The MLE coefficients $\hat{\beta}$ given by logistic regression is the solution to the weighted least squares problem $\begin{align*}
z_{i}&= \hat{\beta}^{T}x_{i}+\frac{y_{i}-\hat{p}_{i}}{\hat{p}_{i}(1-\hat{p}_{i})}\\
w_{i} &= \hat{p}_{i}(1-\hat{p}_{i})
\end{align*}$where $z_{i}$ is the response and $w_{i}$ is the weight.
- In this model, the weighted $\mathrm{RSS}$ is the Pearson chi-square statistic: $\mathrm{wRSS}=\sum_{i}w_{i}(z_{i}-\hat{z}_{i})^{2}=\sum_{i} \frac{(y_{i}-\hat{p}_{i})^{2}}{\hat{p}_{i}(1-\hat{p}_{i})}$
- The linear regression model also gives asymptotic behavior of $\hat{\beta}$:
- By consistency of the MLE, $\hat{\beta} \to \beta\,\,\text{a.s.}$.
- By the CLT, $\hat{\beta}\xrightarrow{d}N(\beta,(\mathbf{X}^{T}\mathbf{WX})^{-1})$, where $\mathbf{W}$ is the diagonal matrix $\mathrm{diag}(w_{1},\dots,w_{N})$.
### Regularized Logistic Regression
- The regular logistic regression MLE maximizes the log-likelihood (for binary outcomes) given by $l(\mathbf{X},\mathbf{y};\beta_{0},\beta)=\sum_{i=1}^{N}[y_{i}(\beta_{0}+\beta^{T}x_{i})-\log(1+\exp(\beta_{0}+\beta^{T}x_{i}))]$So with $l_{1}$ regularization, maximization problem becomes $\max_{\beta_{0},\beta}[l(\mathbf{X},\mathbf{y},\beta_{0},\beta) - \lambda \| \beta \|_{1} ]$where just like in the lasso, the intercept $\beta_{0}$ is not penalized, and the data is assumed to be centralized and standardized.
## Separating Hyperplane Methods
- A class of methods classifies binary responses by finding hyperplanes in the predictor space that perfectly separate the two classes.
- Such a hyperplane does not necessarily exist without basis expansions, which is the common issue of such methods.
- A hyperplane can be represented using $f(x)=\beta_{0}+\beta^{T}x$ as the set $\{ x \in \mathbb{R}^{p}\,|\,f(x)=0 \}$and with the encoding $Y\in \{ 0,1 \}$, the expression $y_{i}\cdot f(x_{i})\begin{cases}
>0 & \text{if $(x_{i},y_{i})$ is classified correctly} \\
<0 &\text{if not}
\end{cases}$by the hyperplane satisfying $f(x)=0$.
### Rosenblatt’s Perceptron
- The perceptron learning algorithm minimizes the total distance of misclassified points: $\min_{f}[ -\sum_{i \in \mathcal{M}_{f}} y_{i} \cdot f(x_{i})]$where $\mathcal{ M}_{f}$ indexes the points misclassified by $f$. It estimates the coefficients $(\beta_{0},\beta)$ using stochastic gradient descent: $\begin{pmatrix}\beta \\ \beta_{0}\end{pmatrix} \leftarrow\rho \begin{pmatrix}
y_{i}x_{i} \\ y_{i}
\end{pmatrix} + \begin{pmatrix}\beta \\ \beta_{0}\end{pmatrix}$where $\rho$ is the learning rate.
- Issues of the perceptron algorithm include:
- Separable data admits infinitely many separating hyperplanes, and the result of this algorithm depends on the initial values.

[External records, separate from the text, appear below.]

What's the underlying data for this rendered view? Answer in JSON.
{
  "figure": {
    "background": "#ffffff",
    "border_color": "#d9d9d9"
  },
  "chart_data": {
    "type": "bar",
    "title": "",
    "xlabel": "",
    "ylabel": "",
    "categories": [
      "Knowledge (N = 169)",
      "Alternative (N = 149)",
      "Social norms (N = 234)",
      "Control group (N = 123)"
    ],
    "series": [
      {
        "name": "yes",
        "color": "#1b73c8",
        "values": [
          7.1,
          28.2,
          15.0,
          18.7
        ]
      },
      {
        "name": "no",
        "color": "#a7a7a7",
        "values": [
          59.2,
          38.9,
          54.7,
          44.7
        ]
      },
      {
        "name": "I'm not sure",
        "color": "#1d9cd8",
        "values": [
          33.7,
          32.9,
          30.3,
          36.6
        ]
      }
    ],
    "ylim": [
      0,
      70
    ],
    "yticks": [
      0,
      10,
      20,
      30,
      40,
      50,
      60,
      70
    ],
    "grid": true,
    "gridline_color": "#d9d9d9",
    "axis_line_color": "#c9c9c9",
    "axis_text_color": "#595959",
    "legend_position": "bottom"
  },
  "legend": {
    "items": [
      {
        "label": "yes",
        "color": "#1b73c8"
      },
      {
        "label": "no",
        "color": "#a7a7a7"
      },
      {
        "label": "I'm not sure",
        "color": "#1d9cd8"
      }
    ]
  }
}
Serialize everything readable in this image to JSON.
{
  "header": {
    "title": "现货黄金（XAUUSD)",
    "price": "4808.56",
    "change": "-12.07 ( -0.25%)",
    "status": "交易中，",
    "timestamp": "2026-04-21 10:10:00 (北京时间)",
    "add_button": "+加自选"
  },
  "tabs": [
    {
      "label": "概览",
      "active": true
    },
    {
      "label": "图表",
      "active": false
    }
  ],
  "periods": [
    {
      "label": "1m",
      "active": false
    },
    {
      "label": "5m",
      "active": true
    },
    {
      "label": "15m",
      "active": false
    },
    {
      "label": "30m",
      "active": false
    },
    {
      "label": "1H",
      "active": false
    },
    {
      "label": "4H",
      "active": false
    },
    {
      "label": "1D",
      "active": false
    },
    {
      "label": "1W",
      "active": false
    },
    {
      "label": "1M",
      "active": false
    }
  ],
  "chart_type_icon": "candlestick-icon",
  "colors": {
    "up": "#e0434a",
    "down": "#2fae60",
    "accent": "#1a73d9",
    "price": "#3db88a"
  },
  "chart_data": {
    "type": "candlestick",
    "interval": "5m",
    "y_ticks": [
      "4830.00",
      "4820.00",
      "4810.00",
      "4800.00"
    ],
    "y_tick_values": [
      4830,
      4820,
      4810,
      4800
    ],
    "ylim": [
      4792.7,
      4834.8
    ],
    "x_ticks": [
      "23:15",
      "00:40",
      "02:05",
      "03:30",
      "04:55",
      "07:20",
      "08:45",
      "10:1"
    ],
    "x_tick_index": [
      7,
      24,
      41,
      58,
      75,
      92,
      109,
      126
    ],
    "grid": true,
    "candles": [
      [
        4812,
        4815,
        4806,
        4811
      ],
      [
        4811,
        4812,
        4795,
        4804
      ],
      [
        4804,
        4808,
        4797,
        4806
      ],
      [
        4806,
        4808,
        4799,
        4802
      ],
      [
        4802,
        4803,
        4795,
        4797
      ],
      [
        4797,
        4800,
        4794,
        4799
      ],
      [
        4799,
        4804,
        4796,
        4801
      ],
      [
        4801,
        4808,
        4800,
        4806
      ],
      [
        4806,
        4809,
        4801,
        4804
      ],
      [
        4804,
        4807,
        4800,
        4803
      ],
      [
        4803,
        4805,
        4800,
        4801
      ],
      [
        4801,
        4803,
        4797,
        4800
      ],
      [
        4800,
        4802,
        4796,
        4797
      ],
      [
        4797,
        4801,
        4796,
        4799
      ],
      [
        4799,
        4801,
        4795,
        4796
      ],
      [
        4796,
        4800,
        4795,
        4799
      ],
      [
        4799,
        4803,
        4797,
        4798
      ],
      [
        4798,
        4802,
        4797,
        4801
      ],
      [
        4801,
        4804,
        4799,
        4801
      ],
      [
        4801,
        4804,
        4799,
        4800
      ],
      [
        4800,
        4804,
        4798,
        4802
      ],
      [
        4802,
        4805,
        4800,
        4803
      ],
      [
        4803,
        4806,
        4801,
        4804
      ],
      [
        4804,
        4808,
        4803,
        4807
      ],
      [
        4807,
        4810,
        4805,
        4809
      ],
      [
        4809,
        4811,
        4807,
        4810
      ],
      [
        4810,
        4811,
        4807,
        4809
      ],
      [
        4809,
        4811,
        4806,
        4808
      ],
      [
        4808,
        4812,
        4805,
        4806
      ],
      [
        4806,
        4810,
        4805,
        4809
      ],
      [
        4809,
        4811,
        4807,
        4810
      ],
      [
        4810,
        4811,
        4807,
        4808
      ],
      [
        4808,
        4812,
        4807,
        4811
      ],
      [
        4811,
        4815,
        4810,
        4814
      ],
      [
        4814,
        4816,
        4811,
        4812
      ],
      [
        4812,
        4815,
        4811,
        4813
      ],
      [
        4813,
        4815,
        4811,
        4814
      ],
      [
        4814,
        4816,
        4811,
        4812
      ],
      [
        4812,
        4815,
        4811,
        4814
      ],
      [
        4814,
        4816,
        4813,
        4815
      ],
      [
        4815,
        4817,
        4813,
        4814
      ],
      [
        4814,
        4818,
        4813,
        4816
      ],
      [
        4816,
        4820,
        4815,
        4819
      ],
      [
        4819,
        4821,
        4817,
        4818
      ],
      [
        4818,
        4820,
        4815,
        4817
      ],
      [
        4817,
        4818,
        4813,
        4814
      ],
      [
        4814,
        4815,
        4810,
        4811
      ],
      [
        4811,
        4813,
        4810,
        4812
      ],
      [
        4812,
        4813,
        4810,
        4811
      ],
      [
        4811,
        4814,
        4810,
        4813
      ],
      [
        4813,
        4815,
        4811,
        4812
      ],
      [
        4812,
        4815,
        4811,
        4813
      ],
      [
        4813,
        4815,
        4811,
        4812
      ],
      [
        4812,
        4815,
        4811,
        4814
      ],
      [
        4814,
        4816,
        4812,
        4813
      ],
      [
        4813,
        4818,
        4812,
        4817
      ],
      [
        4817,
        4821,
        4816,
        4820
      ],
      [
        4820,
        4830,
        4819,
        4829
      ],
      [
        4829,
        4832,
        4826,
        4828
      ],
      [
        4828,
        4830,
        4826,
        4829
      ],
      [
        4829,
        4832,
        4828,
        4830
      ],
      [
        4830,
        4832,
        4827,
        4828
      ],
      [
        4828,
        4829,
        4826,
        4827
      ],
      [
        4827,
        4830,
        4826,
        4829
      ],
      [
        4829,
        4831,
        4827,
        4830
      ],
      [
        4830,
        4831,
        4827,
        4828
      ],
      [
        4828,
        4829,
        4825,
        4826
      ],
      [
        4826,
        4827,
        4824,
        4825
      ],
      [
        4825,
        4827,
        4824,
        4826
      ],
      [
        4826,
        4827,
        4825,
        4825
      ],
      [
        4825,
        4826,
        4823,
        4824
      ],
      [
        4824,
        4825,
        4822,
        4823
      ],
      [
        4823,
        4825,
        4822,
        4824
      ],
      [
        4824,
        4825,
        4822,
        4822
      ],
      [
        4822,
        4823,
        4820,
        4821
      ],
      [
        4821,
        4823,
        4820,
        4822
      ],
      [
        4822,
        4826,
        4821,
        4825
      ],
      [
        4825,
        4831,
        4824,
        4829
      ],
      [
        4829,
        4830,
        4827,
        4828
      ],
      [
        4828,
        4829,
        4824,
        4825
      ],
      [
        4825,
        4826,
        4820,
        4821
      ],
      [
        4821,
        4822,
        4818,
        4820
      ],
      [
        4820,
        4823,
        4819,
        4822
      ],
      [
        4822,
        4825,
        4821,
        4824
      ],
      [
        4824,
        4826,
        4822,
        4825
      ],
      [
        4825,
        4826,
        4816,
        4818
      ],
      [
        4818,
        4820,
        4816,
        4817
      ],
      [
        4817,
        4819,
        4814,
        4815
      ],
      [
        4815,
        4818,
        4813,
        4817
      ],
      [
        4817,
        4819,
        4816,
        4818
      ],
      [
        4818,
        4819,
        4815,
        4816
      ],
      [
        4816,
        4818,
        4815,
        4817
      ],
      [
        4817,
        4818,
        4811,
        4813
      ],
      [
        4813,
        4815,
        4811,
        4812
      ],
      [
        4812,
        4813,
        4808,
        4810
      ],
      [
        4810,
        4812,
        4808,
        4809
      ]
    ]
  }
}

- Convergence can be slow for separable data.
- The algorithm gets stuck in long cycles if the data is not separable.
### Optimal Separating Hyperplanes
- To avoid the dependence on initial values, we can further require a maximal margin to points in either category: this defines the optimal separating hyperplane.
- The optimal separating hyperplane is solely determined by a few support points in the data, so moving other points without crossing the margin does not affect the output.
- This gives robustness against faraway outliers, which LDA weak to.
- Logistic regression is a compromise between the two, whose weighted least squares formulation gives a smaller weight to faraway data points.